The Hunger Games

A couple of friends invited me to go see The Hunger Games and I have exactly three things to say:

  • It's too long, by maybe ten or fifteen minutes. I feel like this problem is pretty easily solved, though, by cutting thirty seconds or a minute from a lot of the extended sequences with no dialog from the second half, particularly all of the Peeta-staring-into-Katniss's-eyes in those two scenes in the cave. I've got it, he likes her and, by the by, I've got it, she's hallucinating, I've got it, there's a fire, etc. Move on.
  • I do appreciate the lack of a happy ending. Obviously, there are two more movies to be based on two more books, and since I've never read the books this is the only text I have to go on; that said, the intimate sort of discomfort at the end was one of the few things about that movie that I would say I actually liked, ham-handed and open ended though it was. 

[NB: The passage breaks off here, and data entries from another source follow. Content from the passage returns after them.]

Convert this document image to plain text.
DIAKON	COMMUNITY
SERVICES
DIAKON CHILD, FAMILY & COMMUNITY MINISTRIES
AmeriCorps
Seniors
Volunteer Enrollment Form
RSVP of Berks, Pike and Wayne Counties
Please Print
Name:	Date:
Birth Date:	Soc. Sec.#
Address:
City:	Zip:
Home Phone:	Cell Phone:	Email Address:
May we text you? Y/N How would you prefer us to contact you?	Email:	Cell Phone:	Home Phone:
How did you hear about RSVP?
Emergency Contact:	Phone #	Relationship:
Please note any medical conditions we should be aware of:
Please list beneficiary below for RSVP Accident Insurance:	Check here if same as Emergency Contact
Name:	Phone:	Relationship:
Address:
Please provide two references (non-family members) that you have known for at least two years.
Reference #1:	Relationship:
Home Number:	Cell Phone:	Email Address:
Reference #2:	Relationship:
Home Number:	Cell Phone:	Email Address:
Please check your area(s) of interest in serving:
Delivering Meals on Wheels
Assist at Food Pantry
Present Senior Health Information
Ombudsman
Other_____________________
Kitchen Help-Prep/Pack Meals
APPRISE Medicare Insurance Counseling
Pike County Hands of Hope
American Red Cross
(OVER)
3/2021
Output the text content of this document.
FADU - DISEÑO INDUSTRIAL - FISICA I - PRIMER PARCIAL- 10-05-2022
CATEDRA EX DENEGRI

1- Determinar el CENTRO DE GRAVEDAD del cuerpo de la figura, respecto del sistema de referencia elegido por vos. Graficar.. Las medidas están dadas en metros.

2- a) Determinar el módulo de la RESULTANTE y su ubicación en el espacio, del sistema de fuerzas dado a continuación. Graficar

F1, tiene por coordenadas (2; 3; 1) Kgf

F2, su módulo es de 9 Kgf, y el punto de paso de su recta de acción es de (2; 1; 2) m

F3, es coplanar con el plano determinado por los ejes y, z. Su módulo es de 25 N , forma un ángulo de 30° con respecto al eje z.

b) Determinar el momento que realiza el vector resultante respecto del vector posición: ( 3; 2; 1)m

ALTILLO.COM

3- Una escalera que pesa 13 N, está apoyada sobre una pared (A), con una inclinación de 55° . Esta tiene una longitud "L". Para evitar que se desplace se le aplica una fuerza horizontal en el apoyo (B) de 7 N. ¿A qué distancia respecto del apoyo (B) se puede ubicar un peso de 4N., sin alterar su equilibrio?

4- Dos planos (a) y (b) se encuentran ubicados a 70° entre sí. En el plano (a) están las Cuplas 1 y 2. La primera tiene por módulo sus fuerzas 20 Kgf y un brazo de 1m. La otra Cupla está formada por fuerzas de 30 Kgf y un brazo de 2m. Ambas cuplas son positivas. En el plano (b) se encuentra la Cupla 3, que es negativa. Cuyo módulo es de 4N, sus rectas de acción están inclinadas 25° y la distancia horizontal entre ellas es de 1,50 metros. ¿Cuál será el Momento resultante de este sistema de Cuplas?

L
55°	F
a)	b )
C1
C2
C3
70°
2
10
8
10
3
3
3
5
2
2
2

  • This is a perfectly fine movie; there are few things wrong with it, fewer things that are good about it, all in all a perfectly innocuous way to spend a Friday night. If I were you, though, and I hadn't seen it yet? Wait until it starts streaming on Netflix. It's not worth your $7.50 (or, your $9.50, in case they accidentally sell you a ticket to Wrath of the Titans. No, I don't want to talk about it.)